Yesterday's sermon, much like the one a few weeks ago about community, triggered me. First I was angry, then after prayer I calmed down, and then when I listened to the sermon again for the second service (I decided to stay), I admired my senior pastor's gall for clearly stating what he needed to state without stuttering or flinching. I agree with everything in the sermon. But it triggered me because it hit a topic that bothers me deeply.
Here is the link ["http://www.evanstonvineyard.org/blog/201302/sexual-ethics-culture-tolerance"] to the outline of the sermon, titled "Sexual Ethics in a Culture of Tolerance." I won't copy and paste all the bullet points, but I will highlight a few points that hit me particularly strongly:
- the lie that sex is necessary for happiness and fulfillment, the lie that we need sex like we need good food and nourishment; society treats celibacy as "cruel and unusual punishment," and (my addition) that the more sex I were to have, - the more worth I would have as a person
- the lie that sex is a private, individual matter and it doesn't affect me; intellectually I struggle to understand it, let alone accept it, but emotionally it hits home for me because other people's sex lives do bother me and make me feel like less of a person
- determining on our own what is truly an ethical sexual relationship (without the bible) is impossible; a popular claim that sticks out to me the most is the "consenting adults in love"; issue is that "love" ("http://www.merriam-webster.com/dictionary/eros" ) is fickle and doesn't last... people who fall in love will also fall out of love, plain and simple; other issue is distinguishing love (giving to the other person) vs lust (taking from the other person)... we are really bad at that on our own
- so then, how do we decide what is ethical? ultimately, it is what is according to God's design and endorsed by God himself
I was -- and still am -- wound up because my sense of identity through my celibacy was attacked.

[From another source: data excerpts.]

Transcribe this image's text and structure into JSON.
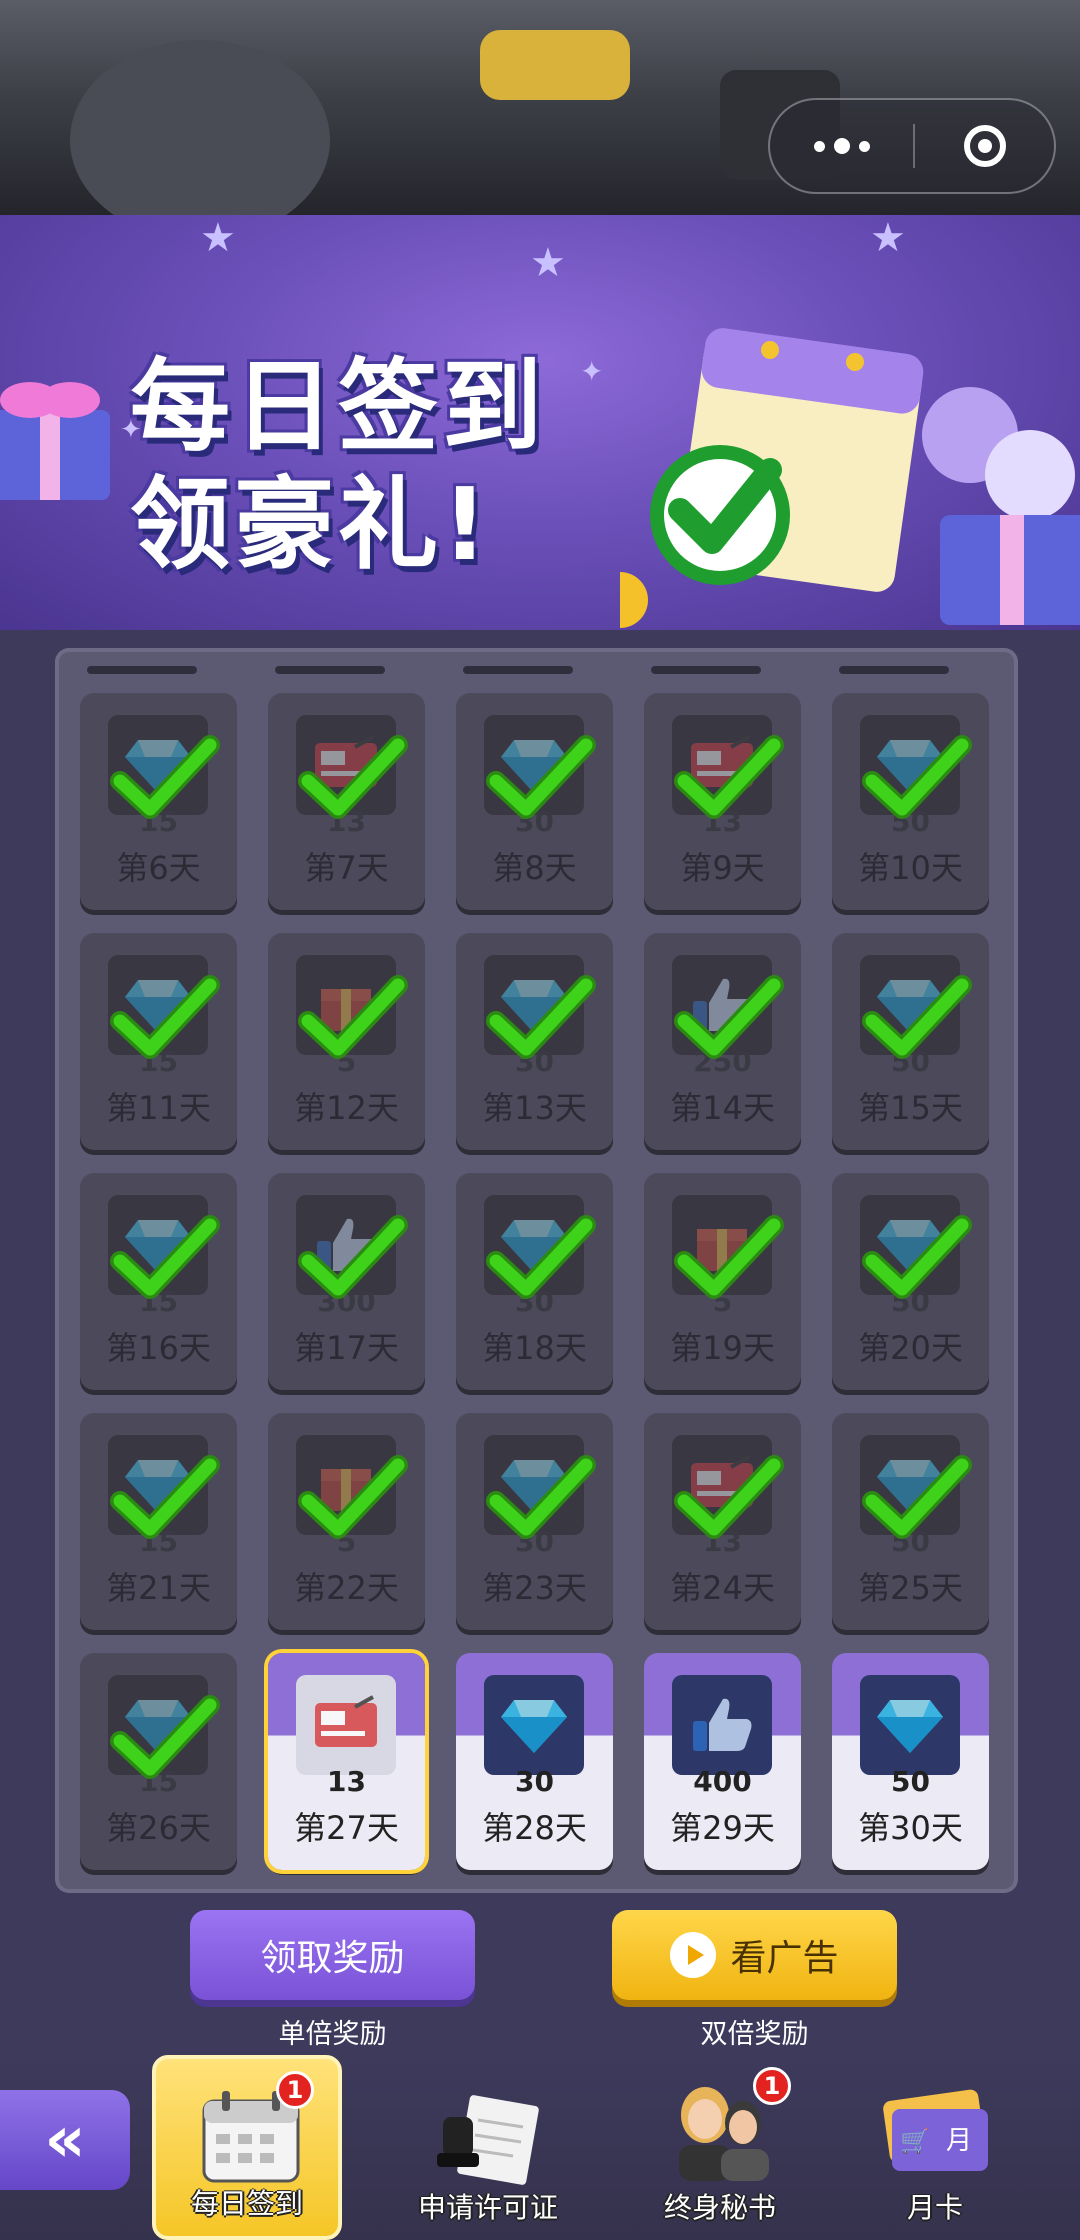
{
  "banner": {
    "line1": "每日签到",
    "line2": "领豪礼!"
  },
  "grid": {
    "cells": [
      {
        "amount": "15",
        "day": "第6天",
        "state": "claimed",
        "icon": "gem-icon"
      },
      {
        "amount": "13",
        "day": "第7天",
        "state": "claimed",
        "icon": "card-icon"
      },
      {
        "amount": "30",
        "day": "第8天",
        "state": "claimed",
        "icon": "gem-icon"
      },
      {
        "amount": "13",
        "day": "第9天",
        "state": "claimed",
        "icon": "card-icon"
      },
      {
        "amount": "50",
        "day": "第10天",
        "state": "claimed",
        "icon": "gem-icon"
      },
      {
        "amount": "15",
        "day": "第11天",
        "state": "claimed",
        "icon": "gem-icon"
      },
      {
        "amount": "5",
        "day": "第12天",
        "state": "claimed",
        "icon": "box-icon"
      },
      {
        "amount": "30",
        "day": "第13天",
        "state": "claimed",
        "icon": "gem-icon"
      },
      {
        "amount": "250",
        "day": "第14天",
        "state": "claimed",
        "icon": "thumbs-up-icon"
      },
      {
        "amount": "50",
        "day": "第15天",
        "state": "claimed",
        "icon": "gem-icon"
      },
      {
        "amount": "15",
        "day": "第16天",
        "state": "claimed",
        "icon": "gem-icon"
      },
      {
        "amount": "300",
        "day": "第17天",
        "state": "claimed",
        "icon": "thumbs-up-icon"
      },
      {
        "amount": "30",
        "day": "第18天",
        "state": "claimed",
        "icon": "gem-icon"
      },
      {
        "amount": "5",
        "day": "第19天",
        "state": "claimed",
        "icon": "box-icon"
      },
      {
        "amount": "50",
        "day": "第20天",
        "state": "claimed",
        "icon": "gem-icon"
      },
      {
        "amount": "15",
        "day": "第21天",
        "state": "claimed",
        "icon": "gem-icon"
      },
      {
        "amount": "5",
        "day": "第22天",
        "state": "claimed",
        "icon": "box-icon"
      },
      {
        "amount": "30",
        "day": "第23天",
        "state": "claimed",
        "icon": "gem-icon"
      },
      {
        "amount": "13",
        "day": "第24天",
        "state": "claimed",
        "icon": "card-icon"
      },
      {
        "amount": "50",
        "day": "第25天",
        "state": "claimed",
        "icon": "gem-icon"
      },
      {
        "amount": "15",
        "day": "第26天",
        "state": "claimed",
        "icon": "gem-icon"
      },
      {
        "amount": "13",
        "day": "第27天",
        "state": "current",
        "icon": "card-icon"
      },
      {
        "amount": "30",
        "day": "第28天",
        "state": "upcoming",
        "icon": "gem-icon"
      },
      {
        "amount": "400",
        "day": "第29天",
        "state": "upcoming",
        "icon": "thumbs-up-icon"
      },
      {
        "amount": "50",
        "day": "第30天",
        "state": "upcoming",
        "icon": "gem-icon"
      }
    ]
  },
  "actions": {
    "claim_label": "领取奖励",
    "claim_sub": "单倍奖励",
    "ad_label": "看广告",
    "ad_sub": "双倍奖励"
  },
  "tabs": [
    {
      "label": "每日签到",
      "badge": "1",
      "active": true,
      "icon": "calendar-icon"
    },
    {
      "label": "申请许可证",
      "badge": "",
      "active": false,
      "icon": "stamp-icon"
    },
    {
      "label": "终身秘书",
      "badge": "1",
      "active": false,
      "icon": "secretary-icon"
    },
    {
      "label": "月卡",
      "badge": "",
      "active": false,
      "icon": "month-card-icon"
    }
  ],
  "month_card_text": "月",
  "back_glyph": "«",
  "colors": {
    "accent_purple": "#8d6fd6",
    "accent_yellow": "#f5c626",
    "check_green": "#3fd21a",
    "badge_red": "#e3231f"
  }
}
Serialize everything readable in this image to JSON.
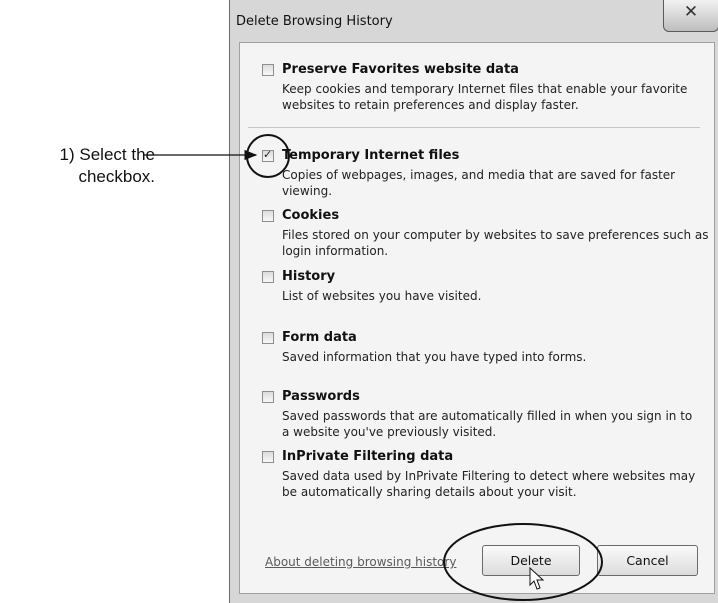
{
  "annotation": {
    "line1": "1) Select the",
    "line2": "checkbox."
  },
  "dialog": {
    "title": "Delete Browsing History",
    "close_icon": "close-icon",
    "options": [
      {
        "title": "Preserve Favorites website data",
        "desc": "Keep cookies and temporary Internet files that enable your favorite websites to retain preferences and display faster.",
        "checked": false
      },
      {
        "title": "Temporary Internet files",
        "desc": "Copies of webpages, images, and media that are saved for faster viewing.",
        "checked": true
      },
      {
        "title": "Cookies",
        "desc": "Files stored on your computer by websites to save preferences such as login information.",
        "checked": false
      },
      {
        "title": "History",
        "desc": "List of websites you have visited.",
        "checked": false
      },
      {
        "title": "Form data",
        "desc": "Saved information that you have typed into forms.",
        "checked": false
      },
      {
        "title": "Passwords",
        "desc": "Saved passwords that are automatically filled in when you sign in to a website you've previously visited.",
        "checked": false
      },
      {
        "title": "InPrivate Filtering data",
        "desc": "Saved data used by InPrivate Filtering to detect where websites may be automatically sharing details about your visit.",
        "checked": false
      }
    ],
    "about_link": "About deleting browsing history",
    "delete_label": "Delete",
    "cancel_label": "Cancel"
  }
}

In the past I would have called it "spiritual warfare"; now, I call it a trigger of a wound. Perhaps they're both the same thing. In any case, I don't look at spiritual warfare as the "bad thing" that I did just a couple years ago. Whatever it is, I am on alert because there is something wrong and I need to give the proper attention to it.

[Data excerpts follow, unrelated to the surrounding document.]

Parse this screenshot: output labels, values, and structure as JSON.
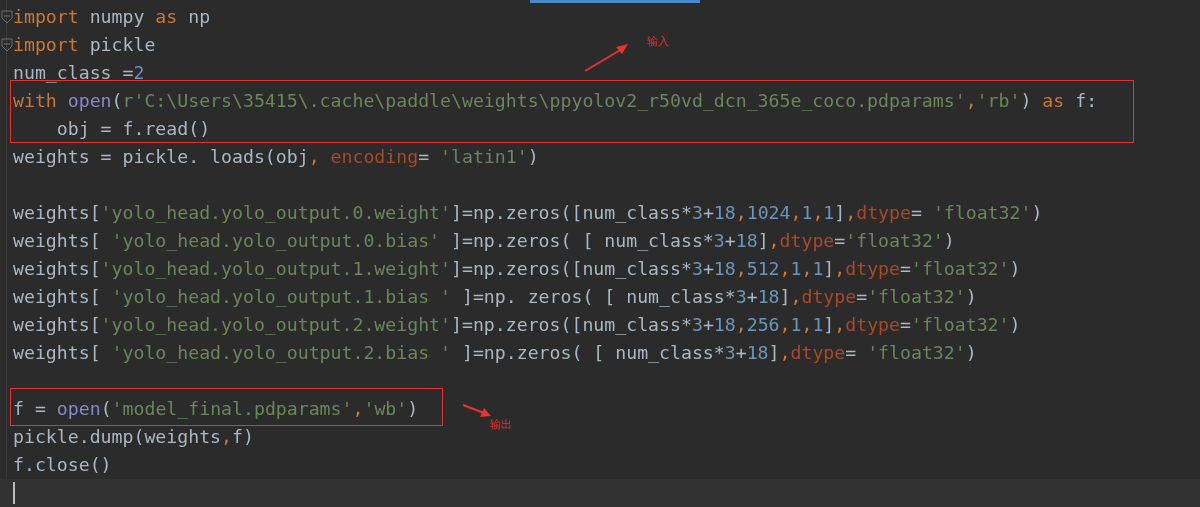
{
  "editor": {
    "lines": [
      {
        "tokens": [
          {
            "text": "import",
            "kind": "keyword"
          },
          {
            "text": " numpy ",
            "kind": "plain"
          },
          {
            "text": "as",
            "kind": "keyword"
          },
          {
            "text": " np",
            "kind": "plain"
          }
        ],
        "folded_marker": true
      },
      {
        "tokens": [
          {
            "text": "import",
            "kind": "keyword"
          },
          {
            "text": " pickle",
            "kind": "plain"
          }
        ],
        "folded_marker": true
      },
      {
        "tokens": [
          {
            "text": "num_class =",
            "kind": "plain"
          },
          {
            "text": "2",
            "kind": "number"
          }
        ]
      },
      {
        "tokens": [
          {
            "text": "with ",
            "kind": "keyword"
          },
          {
            "text": "open",
            "kind": "builtin"
          },
          {
            "text": "(",
            "kind": "plain"
          },
          {
            "text": "r'C:\\Users\\35415\\.cache\\paddle\\weights\\ppyolov2_r50vd_dcn_365e_coco.pdparams'",
            "kind": "string"
          },
          {
            "text": ",",
            "kind": "keyword"
          },
          {
            "text": "'rb'",
            "kind": "string"
          },
          {
            "text": ") ",
            "kind": "plain"
          },
          {
            "text": "as",
            "kind": "keyword"
          },
          {
            "text": " f:",
            "kind": "plain"
          }
        ]
      },
      {
        "tokens": [
          {
            "text": "    obj = f.read()",
            "kind": "plain"
          }
        ]
      },
      {
        "tokens": [
          {
            "text": "weights = pickle. loads(obj",
            "kind": "plain"
          },
          {
            "text": ", ",
            "kind": "keyword"
          },
          {
            "text": "encoding",
            "kind": "param"
          },
          {
            "text": "= ",
            "kind": "plain"
          },
          {
            "text": "'latin1'",
            "kind": "string"
          },
          {
            "text": ")",
            "kind": "plain"
          }
        ]
      },
      {
        "kind": "blank"
      },
      {
        "tokens": [
          {
            "text": "weights[",
            "kind": "plain"
          },
          {
            "text": "'yolo_head.yolo_output.0.weight'",
            "kind": "string"
          },
          {
            "text": "]=np.zeros([num_class*",
            "kind": "plain"
          },
          {
            "text": "3",
            "kind": "number"
          },
          {
            "text": "+",
            "kind": "plain"
          },
          {
            "text": "18",
            "kind": "number"
          },
          {
            "text": ",",
            "kind": "keyword"
          },
          {
            "text": "1024",
            "kind": "number"
          },
          {
            "text": ",",
            "kind": "keyword"
          },
          {
            "text": "1",
            "kind": "number"
          },
          {
            "text": ",",
            "kind": "keyword"
          },
          {
            "text": "1",
            "kind": "number"
          },
          {
            "text": "]",
            "kind": "plain"
          },
          {
            "text": ",",
            "kind": "keyword"
          },
          {
            "text": "dtype",
            "kind": "param"
          },
          {
            "text": "= ",
            "kind": "plain"
          },
          {
            "text": "'float32'",
            "kind": "string"
          },
          {
            "text": ")",
            "kind": "plain"
          }
        ]
      },
      {
        "tokens": [
          {
            "text": "weights[ ",
            "kind": "plain"
          },
          {
            "text": "'yolo_head.yolo_output.0.bias'",
            "kind": "string"
          },
          {
            "text": " ]=np.zeros( [ num_class*",
            "kind": "plain"
          },
          {
            "text": "3",
            "kind": "number"
          },
          {
            "text": "+",
            "kind": "plain"
          },
          {
            "text": "18",
            "kind": "number"
          },
          {
            "text": "]",
            "kind": "plain"
          },
          {
            "text": ",",
            "kind": "keyword"
          },
          {
            "text": "dtype",
            "kind": "param"
          },
          {
            "text": "=",
            "kind": "plain"
          },
          {
            "text": "'float32'",
            "kind": "string"
          },
          {
            "text": ")",
            "kind": "plain"
          }
        ]
      },
      {
        "tokens": [
          {
            "text": "weights[",
            "kind": "plain"
          },
          {
            "text": "'yolo_head.yolo_output.1.weight'",
            "kind": "string"
          },
          {
            "text": "]=np.zeros([num_class*",
            "kind": "plain"
          },
          {
            "text": "3",
            "kind": "number"
          },
          {
            "text": "+",
            "kind": "plain"
          },
          {
            "text": "18",
            "kind": "number"
          },
          {
            "text": ",",
            "kind": "keyword"
          },
          {
            "text": "512",
            "kind": "number"
          },
          {
            "text": ",",
            "kind": "keyword"
          },
          {
            "text": "1",
            "kind": "number"
          },
          {
            "text": ",",
            "kind": "keyword"
          },
          {
            "text": "1",
            "kind": "number"
          },
          {
            "text": "]",
            "kind": "plain"
          },
          {
            "text": ",",
            "kind": "keyword"
          },
          {
            "text": "dtype",
            "kind": "param"
          },
          {
            "text": "=",
            "kind": "plain"
          },
          {
            "text": "'float32'",
            "kind": "string"
          },
          {
            "text": ")",
            "kind": "plain"
          }
        ]
      },
      {
        "tokens": [
          {
            "text": "weights[ ",
            "kind": "plain"
          },
          {
            "text": "'yolo_head.yolo_output.1.bias '",
            "kind": "string"
          },
          {
            "text": " ]=np. zeros( [ num_class*",
            "kind": "plain"
          },
          {
            "text": "3",
            "kind": "number"
          },
          {
            "text": "+",
            "kind": "plain"
          },
          {
            "text": "18",
            "kind": "number"
          },
          {
            "text": "]",
            "kind": "plain"
          },
          {
            "text": ",",
            "kind": "keyword"
          },
          {
            "text": "dtype",
            "kind": "param"
          },
          {
            "text": "=",
            "kind": "plain"
          },
          {
            "text": "'float32'",
            "kind": "string"
          },
          {
            "text": ")",
            "kind": "plain"
          }
        ]
      },
      {
        "tokens": [
          {
            "text": "weights[",
            "kind": "plain"
          },
          {
            "text": "'yolo_head.yolo_output.2.weight'",
            "kind": "string"
          },
          {
            "text": "]=np.zeros([num_class*",
            "kind": "plain"
          },
          {
            "text": "3",
            "kind": "number"
          },
          {
            "text": "+",
            "kind": "plain"
          },
          {
            "text": "18",
            "kind": "number"
          },
          {
            "text": ",",
            "kind": "keyword"
          },
          {
            "text": "256",
            "kind": "number"
          },
          {
            "text": ",",
            "kind": "keyword"
          },
          {
            "text": "1",
            "kind": "number"
          },
          {
            "text": ",",
            "kind": "keyword"
          },
          {
            "text": "1",
            "kind": "number"
          },
          {
            "text": "]",
            "kind": "plain"
          },
          {
            "text": ",",
            "kind": "keyword"
          },
          {
            "text": "dtype",
            "kind": "param"
          },
          {
            "text": "=",
            "kind": "plain"
          },
          {
            "text": "'float32'",
            "kind": "string"
          },
          {
            "text": ")",
            "kind": "plain"
          }
        ]
      },
      {
        "tokens": [
          {
            "text": "weights[ ",
            "kind": "plain"
          },
          {
            "text": "'yolo_head.yolo_output.2.bias '",
            "kind": "string"
          },
          {
            "text": " ]=np.zeros( [ num_class*",
            "kind": "plain"
          },
          {
            "text": "3",
            "kind": "number"
          },
          {
            "text": "+",
            "kind": "plain"
          },
          {
            "text": "18",
            "kind": "number"
          },
          {
            "text": "]",
            "kind": "plain"
          },
          {
            "text": ",",
            "kind": "keyword"
          },
          {
            "text": "dtype",
            "kind": "param"
          },
          {
            "text": "= ",
            "kind": "plain"
          },
          {
            "text": "'float32'",
            "kind": "string"
          },
          {
            "text": ")",
            "kind": "plain"
          }
        ]
      },
      {
        "kind": "blank"
      },
      {
        "tokens": [
          {
            "text": "f = ",
            "kind": "plain"
          },
          {
            "text": "open",
            "kind": "builtin"
          },
          {
            "text": "(",
            "kind": "plain"
          },
          {
            "text": "'model_final.pdparams'",
            "kind": "string"
          },
          {
            "text": ",",
            "kind": "keyword"
          },
          {
            "text": "'wb'",
            "kind": "string"
          },
          {
            "text": ")",
            "kind": "plain"
          }
        ]
      },
      {
        "tokens": [
          {
            "text": "pickle.dump(weights",
            "kind": "plain"
          },
          {
            "text": ",",
            "kind": "keyword"
          },
          {
            "text": "f)",
            "kind": "plain"
          }
        ]
      },
      {
        "tokens": [
          {
            "text": "f.close()",
            "kind": "plain"
          }
        ]
      },
      {
        "current": true
      }
    ]
  },
  "annotations": [
    {
      "label": "输入"
    },
    {
      "label": "输出"
    }
  ]
}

The truth is, I've been celibate for ... let's just say a long time. ... a long time by my standards, anyway. The lie about sex being necessary for happiness and fulfillment still grates at me. Society tells me that, with a few exceptions, everyone else has "done it," and the world wants me to believe that because of my celibacy I am worthless by comparison. The world wants me to believe that "anything goes" in sex and relationships, and I've let that corrupt my view of myself and others for years. It's still there.
The last time I shared about this topic on here was a year-and-a-half ago (see posts here, here, and here ["http://confessionbyainsertidentityhere.blogspot.com/2011/07/thirds-confessions-and-forgiveness.html"] ["http://confessionbyainsertidentityhere.blogspot.com/2011/08/if-youre-not-virgin-keep-walking.html"] [http://confessionbyainsertidentityhere.blogspot.com/2011/08/footnotes-relationships-employment-and.html"]), a time when a close relationship I was in first forced me to confront these issues. I did not deal with them well (ultimately, it led to me ending that relationship), and with this topic coming up again I struggle to deal with it well. I suppose I deal with it marginally better now than I did then, but still.
I feel I've shared enough for today. There is more to sit with. And eventually I will write a "part 3" on this topic at some point.